OpenBlock 1.2 documentation

Running Scrapers

Once you've written your scraper scripts, or chosen some existing ones, you'll need to re-run them frequently to keep the news on your site up to date.

You can do this any way you like; cron would work fine.

Cron Configuration

Here's an example config file for running scrapers via cron.

important!

You must set the DJANGO_SETTINGS_MODULE environment variable, and use the python interpreter that lives in your virtualenv. It's also crucial that the user who runs each cron job have permission to run those scripts, and permission to write to any log files, etc. that the scrapers write to. I recommend using the same (non-root) user account you used for installing openblock.
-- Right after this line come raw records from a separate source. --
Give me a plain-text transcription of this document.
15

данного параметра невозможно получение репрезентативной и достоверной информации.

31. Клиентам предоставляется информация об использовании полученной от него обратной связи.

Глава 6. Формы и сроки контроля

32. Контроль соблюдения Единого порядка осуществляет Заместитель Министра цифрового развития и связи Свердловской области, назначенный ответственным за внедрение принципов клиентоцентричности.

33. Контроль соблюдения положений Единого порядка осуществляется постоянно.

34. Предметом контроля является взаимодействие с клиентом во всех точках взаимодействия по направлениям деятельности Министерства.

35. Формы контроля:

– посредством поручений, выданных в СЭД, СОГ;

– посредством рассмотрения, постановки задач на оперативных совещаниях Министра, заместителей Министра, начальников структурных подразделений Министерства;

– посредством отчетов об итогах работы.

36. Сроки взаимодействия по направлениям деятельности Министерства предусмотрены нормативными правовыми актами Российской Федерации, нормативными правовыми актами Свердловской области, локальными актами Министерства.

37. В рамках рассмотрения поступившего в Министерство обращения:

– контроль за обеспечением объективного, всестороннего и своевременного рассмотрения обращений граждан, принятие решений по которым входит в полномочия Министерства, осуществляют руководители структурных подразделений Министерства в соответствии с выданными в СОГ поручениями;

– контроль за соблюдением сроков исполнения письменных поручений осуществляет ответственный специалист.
# Put this in a file in /etc/cron.d/
SHELL=/bin/bash

# Edit these as necessary
DJANGO_SETTINGS_MODULE=obdemo.settings
SCRAPERS=/path/to/ebdata/scrapers
BINDIR=/path/to/virtualenv/bin
PYTHON=/path/to/virtualenv/bin/python
USER=openblock

# Where do errors get emailed?
MAILTO=somebody@example.com

# Format:
# m     h dom mon dow user   command

# Retrieve flickr photos every 20 minutes.
0,20,40 *  *   *  *   $USER  $PYTHON $SCRAPERS/general/flickr/flickr_retrieval.py -q

# Meetup can be slow due to hitting rate limits.
# Several times a day should be OK.
0 7,18,22 * * * $PYTHON $SCRAPERS/general/meetup/meetup_retrieval.py -q

# Aggregates every 6 min.
*/6     0  0   0  0   $USER  $BINDIR/update_aggregates --quiet

A more extensive example is in the obdemo source code; look for sample_crontab.

As noted in Data Scraper Tutorial, it's a very good idea if scripts have a command-line option to discard all non-error output, since cron likes to email you with all output. When using cron, silence is golden.

Updaterdaemon Configuration

Deprecated!

Since cron and similar tools work just fine, we deprecated UpdaterDaemon as of the 1.1 release. We are no longer maintaining or (as of 1.2) documenting it.

If you really need to know how to use it, read the source.